The trial court, however, did err in admitting the promissory notes in evidence over the objection by appellants that there was no proper foundation laid for authentication. For writings, which are not self-authenticating, it is necessary to provide other proof of its genuineness than the mere writing itself before the writing is admissible. Bell, Handbook of Evidence for the Idaho Lawyer 184 (2d ed. 1972). The purported signature or recital of authorship on the face of a writing will not be accepted as sufficient preliminary proof of authenticity for the admission of a writing in evidence. State v. Golden, 67 Idaho 497, 186 P.2d 485 (1947); McCormick on Evidence § 218 (E. Cleary ed. 1972). Idaho Code § 9-405 provides that a writing may be authenticated either (1) by anyone who saw the writing executed; (2) by evidence of genuineness of the handwriting of the maker; or (3) by a subscribing witness.

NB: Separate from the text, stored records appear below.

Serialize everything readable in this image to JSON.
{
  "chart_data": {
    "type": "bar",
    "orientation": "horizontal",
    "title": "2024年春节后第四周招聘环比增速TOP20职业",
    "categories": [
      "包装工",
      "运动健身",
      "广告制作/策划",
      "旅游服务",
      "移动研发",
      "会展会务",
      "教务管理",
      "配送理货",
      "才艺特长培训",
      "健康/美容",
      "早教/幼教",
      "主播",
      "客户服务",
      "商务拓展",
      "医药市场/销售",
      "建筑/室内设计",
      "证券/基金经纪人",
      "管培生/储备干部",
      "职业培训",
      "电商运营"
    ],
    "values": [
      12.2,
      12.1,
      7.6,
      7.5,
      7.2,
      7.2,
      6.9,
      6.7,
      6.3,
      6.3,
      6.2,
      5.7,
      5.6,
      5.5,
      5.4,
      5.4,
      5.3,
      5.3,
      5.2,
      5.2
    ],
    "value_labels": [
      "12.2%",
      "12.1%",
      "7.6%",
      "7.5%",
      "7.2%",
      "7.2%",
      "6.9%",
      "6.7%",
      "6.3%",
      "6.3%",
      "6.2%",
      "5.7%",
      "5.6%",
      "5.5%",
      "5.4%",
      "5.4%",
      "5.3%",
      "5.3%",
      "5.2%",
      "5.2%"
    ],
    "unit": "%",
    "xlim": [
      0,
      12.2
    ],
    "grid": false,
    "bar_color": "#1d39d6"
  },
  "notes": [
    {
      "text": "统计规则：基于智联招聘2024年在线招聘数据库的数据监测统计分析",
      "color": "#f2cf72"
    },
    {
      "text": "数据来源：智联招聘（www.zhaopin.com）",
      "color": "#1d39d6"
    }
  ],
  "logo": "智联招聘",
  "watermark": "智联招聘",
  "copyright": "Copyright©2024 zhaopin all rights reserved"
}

The evidence offered by the bank to establish the authenticity of the promissory notes failed to meet any of the specifications provided for in the statute. The trial court erred in admitting the promissory notes in evidence without proper authentication.

However, admission of improper evidence is immaterial on appeal where there is other competent evidence to the same effect from which the jury could draw the result reached. Neilson v. Davis, 96 Idaho 314, 528 P.2d 196 (1974); In re Brock's Estate, 94 Idaho 111, 482 P.2d 86 (1971); County of Bonner v. Dyer, 92 Idaho 699, 448 P.2d 986 (1968). The bank's action, contrary to appellants' assertion, was not based on the notes but was based on appellants' individual guarantees. The guarantees in question personally guaranteed any and all indebtedness of Powell Feed Lots, Inc. The indebtedness of Powell Feed Lots, Inc. could logically be evidenced by the promissory notes or otherwise. Our review of the record indicates that there was sufficient direct testimony and documentary evidence, absent the promissory notes, to establish the loans to Powell Feed Lots by the bank and the amount due and owing on those loans at the time of suit. We therefore find no reversible error in the trial court's admission in evidence of the promissory notes.

V

Appellants finally contend that the jury's verdict was against the weight of the evidence. Appellants' argument concerning this assignment of error is twofold. Initially they argue that the trial court erroneously admitted in evidence the promissory notes signed by Powell Feed Lots, Inc. and that absent those notes the jury did not have sufficient evidence before it to determine that Powell Feed Lots, Inc. had incurred a debt for which appellants would be liable as guarantors. We have previously disposed of this contention in this opinion, finding other adequate evidence in the record from which the jury could conclude that Powell Feed Lots, Inc. had incurred a debt to the respondent bank. This argument is therefore without merit.

Next appellants contend that contrary to the jury's special findings the evidence clearly shows that the appellant received the guarantees with blanks which were later filled in by the respondent bank. The record does not support appellants' contention. The record contains conflicting evidence as to whether the guarantees contained blanks when signed by the appellants. It is oft stated by this Court that where a jury's verdict is supported by substantial and competent though conflicting evidence, a judgment based thereon will not *436 be set aside on appeal. Fowler v. Uezzell, 94 Idaho 951, 500 P.2d 852 (1972); Bell v. Joint School Dist. No. 241, 94 Idaho 837, 499 P.2d 323 (1972). There is clearly substantial and competent evidence in the record to support the jury's finding that the guarantees were not received in blank by the appellants and later materially altered by the respondent bank.

We have examined appellants' other assignments of error and find no grounds for reversal in them. Respondent bank seeks attorney fees on appeal by virtue of the provisions of the guarantees which provide for the recovery of such fees incurred in an action to collect on the guarantees. Respondent having complied with the requirements of I.A.R. 41 may recover reasonable attorney fees for the defense of this appeal.

Judgment affirmed.

SHEPARD, C.J., BAKES and BISTLINE, JJ., and SCOGGIN, J., Pro Tem., concur.